ByShelby Frye, writer at Creators.co
Shelby. Writer. Watcher. Etc.

Generally, television shows seem to hit their peak somewhere around the fifth season. This is when they stop getting better and start that gradual slide downward. We see it with everything from crime dramas to hospital shows, but especially with sitcoms. If you’ve ever watched the later seasons of Roseanne, you know exactly what I mean. However, It’s Always Sunny in Philadelphia doesn’t seem to peak. It’s finished its tenth season now, and has been renewed for at least two more, and the writing is still getting better with each new episode.

"The Gang Dines Out,” from the eighth season, is a prime example of this. This episode came out after the normal peak for a television show, but it perfectly represents what the show is, has been, and continues to be about. It’s Always Sunny follows a group of friends who own a dive bar in Philadelphia, and their over-the-top, selfish endeavors cause constant turmoil amongst each other as well as any innocent passerby that happens to be in the immediate vicinity.

For example, in “The Gang Dines Out,” the members of the Gang end up at one of the nicest restaurants in Philly for different reasons on the same night. Mac and Dennis are out for their monthly dinner, Frank and Charlie are celebrating an anniversary of living together in squalor, and Dee is dining alone in order to take advantage of a Groupon. This results in psychological warfare when a feud breaks out among the dining parties. Each group thinks that the other should be the one to come to their table and “pay tribute.”

They end up insulting each other through various means: Dennis sends a single glass of red wine to Frank and Charlie’s table, when there are two of them and they already have cocktails. Frank buys a shot of Sambuca for everyone in the restaurant other than Dennis and Mac, and when he toasts a dining veteran with the Sambuca, he announces to the restaurant that Mac and Dennis don’t want to support the troops.

These petty, passive-aggressive insults are shot and acted flawlessly, along with the show’s usual fast paced, tongue-in-cheek writing. Dennis’ haughty tone as he orders the red wine for Frank and Charlie has exactly the right hint of self-absorbed anger, and his response, “Was it?” when Mac says that it was a nice gesture conveys his pride in the act perfectly.

Meanwhile, Dee is lonely on the other end of the restaurant where she is eager to use her Groupon, but would also like to have someone to sit with - and perhaps join in on the rest of the Gang’s poisoned fun. This is executed particularly well. Following the running joke within the show about how useless and inconsequential to the group dynamic Dee is, none of the others even notice she’s eating there. She’s getting up to just as much trouble as they are, but they don’t pay her a bit of mind as she tries to con people into sitting with her and persistently refuses to order.

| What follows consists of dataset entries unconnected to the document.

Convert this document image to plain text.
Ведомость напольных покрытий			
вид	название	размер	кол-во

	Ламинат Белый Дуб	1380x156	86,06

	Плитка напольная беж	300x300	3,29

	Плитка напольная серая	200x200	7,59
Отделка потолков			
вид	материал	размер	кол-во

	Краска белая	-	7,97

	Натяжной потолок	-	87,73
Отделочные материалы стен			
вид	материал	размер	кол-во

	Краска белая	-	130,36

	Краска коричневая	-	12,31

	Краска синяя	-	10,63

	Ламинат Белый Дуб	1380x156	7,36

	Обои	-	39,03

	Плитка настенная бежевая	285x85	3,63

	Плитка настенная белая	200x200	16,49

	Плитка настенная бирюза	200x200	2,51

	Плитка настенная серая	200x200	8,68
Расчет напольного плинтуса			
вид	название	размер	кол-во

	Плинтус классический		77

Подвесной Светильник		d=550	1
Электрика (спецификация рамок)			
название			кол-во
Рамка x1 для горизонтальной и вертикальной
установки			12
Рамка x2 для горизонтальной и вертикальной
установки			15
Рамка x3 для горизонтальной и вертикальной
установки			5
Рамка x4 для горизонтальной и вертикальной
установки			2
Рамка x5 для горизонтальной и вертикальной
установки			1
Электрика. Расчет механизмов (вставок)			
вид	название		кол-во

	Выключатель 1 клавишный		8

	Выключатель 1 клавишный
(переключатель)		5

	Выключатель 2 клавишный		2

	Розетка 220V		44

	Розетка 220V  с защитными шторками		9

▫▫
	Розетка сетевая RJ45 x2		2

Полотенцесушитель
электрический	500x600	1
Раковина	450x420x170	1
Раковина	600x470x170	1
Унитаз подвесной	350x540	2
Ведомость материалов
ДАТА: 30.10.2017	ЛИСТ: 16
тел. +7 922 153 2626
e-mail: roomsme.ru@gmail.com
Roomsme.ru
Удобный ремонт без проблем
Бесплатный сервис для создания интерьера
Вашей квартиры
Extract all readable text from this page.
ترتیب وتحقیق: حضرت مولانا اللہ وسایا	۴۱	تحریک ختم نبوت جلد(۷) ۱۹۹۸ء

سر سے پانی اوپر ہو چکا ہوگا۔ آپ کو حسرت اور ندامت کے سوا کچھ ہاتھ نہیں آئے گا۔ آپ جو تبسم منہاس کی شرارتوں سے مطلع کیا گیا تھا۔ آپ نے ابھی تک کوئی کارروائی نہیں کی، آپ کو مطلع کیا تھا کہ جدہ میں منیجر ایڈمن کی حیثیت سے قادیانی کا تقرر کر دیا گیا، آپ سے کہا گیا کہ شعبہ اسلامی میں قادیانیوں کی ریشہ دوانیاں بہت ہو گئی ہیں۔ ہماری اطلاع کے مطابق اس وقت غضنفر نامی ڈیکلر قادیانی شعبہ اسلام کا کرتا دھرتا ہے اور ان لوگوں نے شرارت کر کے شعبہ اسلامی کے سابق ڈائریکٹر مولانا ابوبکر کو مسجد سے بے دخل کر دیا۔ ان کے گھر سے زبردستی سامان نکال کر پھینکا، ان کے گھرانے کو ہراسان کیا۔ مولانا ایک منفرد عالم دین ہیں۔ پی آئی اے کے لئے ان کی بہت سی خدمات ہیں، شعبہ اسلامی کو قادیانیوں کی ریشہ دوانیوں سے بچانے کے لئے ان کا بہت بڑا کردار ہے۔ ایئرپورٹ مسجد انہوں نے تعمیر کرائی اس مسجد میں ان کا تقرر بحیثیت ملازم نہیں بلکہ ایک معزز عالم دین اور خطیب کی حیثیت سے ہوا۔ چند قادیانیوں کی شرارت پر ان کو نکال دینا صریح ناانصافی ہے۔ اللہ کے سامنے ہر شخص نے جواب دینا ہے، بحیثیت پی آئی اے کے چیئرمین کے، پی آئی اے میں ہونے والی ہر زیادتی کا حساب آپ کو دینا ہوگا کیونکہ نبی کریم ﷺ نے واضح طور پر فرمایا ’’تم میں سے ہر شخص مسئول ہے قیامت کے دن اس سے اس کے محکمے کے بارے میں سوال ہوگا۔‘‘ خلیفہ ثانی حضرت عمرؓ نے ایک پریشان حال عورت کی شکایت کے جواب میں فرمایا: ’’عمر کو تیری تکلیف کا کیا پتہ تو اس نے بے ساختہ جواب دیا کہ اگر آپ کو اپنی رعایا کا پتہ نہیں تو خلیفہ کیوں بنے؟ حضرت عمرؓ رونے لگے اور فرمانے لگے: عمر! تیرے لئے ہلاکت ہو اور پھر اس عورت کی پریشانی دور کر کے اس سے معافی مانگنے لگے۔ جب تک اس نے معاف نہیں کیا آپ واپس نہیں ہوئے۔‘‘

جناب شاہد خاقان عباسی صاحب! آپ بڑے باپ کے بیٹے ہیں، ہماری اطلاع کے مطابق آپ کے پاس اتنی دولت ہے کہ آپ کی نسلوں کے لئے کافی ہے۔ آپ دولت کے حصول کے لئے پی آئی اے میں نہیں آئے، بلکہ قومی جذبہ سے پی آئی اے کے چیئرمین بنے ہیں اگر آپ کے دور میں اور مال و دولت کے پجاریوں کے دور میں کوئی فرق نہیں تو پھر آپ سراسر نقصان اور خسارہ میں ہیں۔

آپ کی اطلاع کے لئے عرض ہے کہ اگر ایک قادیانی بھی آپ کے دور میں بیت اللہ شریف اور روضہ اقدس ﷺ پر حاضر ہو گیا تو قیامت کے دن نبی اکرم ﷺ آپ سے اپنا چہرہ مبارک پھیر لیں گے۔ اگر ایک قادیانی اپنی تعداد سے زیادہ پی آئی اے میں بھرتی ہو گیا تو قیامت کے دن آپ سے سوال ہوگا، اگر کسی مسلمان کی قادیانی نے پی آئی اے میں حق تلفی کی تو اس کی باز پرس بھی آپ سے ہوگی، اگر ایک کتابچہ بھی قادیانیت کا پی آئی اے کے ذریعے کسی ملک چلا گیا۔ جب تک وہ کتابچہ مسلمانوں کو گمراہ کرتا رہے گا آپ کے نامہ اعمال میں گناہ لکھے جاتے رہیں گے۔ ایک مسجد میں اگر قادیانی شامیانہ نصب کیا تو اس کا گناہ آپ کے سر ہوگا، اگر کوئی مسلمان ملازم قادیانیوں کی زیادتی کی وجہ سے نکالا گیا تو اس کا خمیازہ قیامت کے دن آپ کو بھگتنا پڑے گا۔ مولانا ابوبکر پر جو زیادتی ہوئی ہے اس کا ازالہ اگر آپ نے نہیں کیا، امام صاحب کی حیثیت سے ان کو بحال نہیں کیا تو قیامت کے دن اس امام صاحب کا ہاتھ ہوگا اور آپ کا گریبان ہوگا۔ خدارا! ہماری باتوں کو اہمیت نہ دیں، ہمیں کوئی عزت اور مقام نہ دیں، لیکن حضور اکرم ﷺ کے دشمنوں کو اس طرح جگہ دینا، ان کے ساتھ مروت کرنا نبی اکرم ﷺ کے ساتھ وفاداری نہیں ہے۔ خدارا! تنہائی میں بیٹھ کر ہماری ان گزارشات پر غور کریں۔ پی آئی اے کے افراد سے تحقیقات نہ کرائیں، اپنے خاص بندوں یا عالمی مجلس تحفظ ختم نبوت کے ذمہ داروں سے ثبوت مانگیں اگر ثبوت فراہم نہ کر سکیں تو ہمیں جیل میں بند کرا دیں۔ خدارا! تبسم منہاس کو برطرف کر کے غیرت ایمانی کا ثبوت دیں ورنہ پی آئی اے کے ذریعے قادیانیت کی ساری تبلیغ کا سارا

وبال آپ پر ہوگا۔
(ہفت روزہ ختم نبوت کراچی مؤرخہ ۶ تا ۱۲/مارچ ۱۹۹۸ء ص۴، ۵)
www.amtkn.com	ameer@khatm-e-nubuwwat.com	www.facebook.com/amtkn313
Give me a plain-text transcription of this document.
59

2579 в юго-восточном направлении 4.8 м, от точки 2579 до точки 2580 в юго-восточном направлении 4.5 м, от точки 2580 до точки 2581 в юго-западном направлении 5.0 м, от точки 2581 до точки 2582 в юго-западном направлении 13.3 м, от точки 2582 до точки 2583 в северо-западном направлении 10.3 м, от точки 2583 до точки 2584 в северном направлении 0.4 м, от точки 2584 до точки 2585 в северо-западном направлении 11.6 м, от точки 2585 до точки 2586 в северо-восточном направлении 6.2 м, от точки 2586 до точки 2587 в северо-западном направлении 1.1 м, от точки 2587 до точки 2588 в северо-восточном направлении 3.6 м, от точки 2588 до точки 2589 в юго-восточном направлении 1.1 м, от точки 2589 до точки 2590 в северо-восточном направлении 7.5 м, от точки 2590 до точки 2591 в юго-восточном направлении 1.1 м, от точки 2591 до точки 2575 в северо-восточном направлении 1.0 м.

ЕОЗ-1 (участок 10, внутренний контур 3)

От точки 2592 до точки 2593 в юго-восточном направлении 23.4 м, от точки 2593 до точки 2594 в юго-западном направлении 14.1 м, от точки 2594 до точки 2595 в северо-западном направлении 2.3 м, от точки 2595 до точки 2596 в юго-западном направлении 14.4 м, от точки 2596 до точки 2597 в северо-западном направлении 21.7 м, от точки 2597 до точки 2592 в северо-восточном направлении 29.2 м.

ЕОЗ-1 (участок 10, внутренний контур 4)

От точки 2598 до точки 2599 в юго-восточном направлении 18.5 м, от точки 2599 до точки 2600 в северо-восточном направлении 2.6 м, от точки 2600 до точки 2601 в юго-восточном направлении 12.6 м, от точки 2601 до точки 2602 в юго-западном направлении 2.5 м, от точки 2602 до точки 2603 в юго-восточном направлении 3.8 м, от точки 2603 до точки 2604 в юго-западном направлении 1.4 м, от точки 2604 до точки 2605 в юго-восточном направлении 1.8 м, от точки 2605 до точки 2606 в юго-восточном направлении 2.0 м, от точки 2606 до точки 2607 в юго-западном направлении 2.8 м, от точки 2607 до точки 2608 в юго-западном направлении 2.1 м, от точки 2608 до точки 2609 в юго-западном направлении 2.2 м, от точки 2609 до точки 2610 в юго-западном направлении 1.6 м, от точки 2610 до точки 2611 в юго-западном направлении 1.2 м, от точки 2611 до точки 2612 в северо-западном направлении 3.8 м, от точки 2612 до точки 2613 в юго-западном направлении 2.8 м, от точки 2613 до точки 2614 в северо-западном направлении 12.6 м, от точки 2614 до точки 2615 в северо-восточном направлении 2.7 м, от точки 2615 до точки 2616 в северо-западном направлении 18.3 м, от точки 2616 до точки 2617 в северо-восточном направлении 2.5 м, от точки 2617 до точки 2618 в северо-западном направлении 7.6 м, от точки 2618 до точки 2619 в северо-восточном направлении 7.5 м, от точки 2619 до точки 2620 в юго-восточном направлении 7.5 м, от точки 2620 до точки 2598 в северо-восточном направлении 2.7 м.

Her refusal to order is certainly a thorn in the waiter’s side, but it’s not the only one. In fact, the narrative of the waiter is one of the best aspects of the episode. It’s not rare for It’s Always Sunny to introduce a bit part that holds more of the comedy than our usual protagonist, but it is rare for the genre. It’s Always Sunny has become famous for this, and often these bit roles become much more. Frank, played by Danny Divito, is one of the main characters, and he was only supposed to be in season two. In true Sunny fashion, the waiter’s trials in dealing with this split off group of narcissists makes the episode one of the best the show has put out.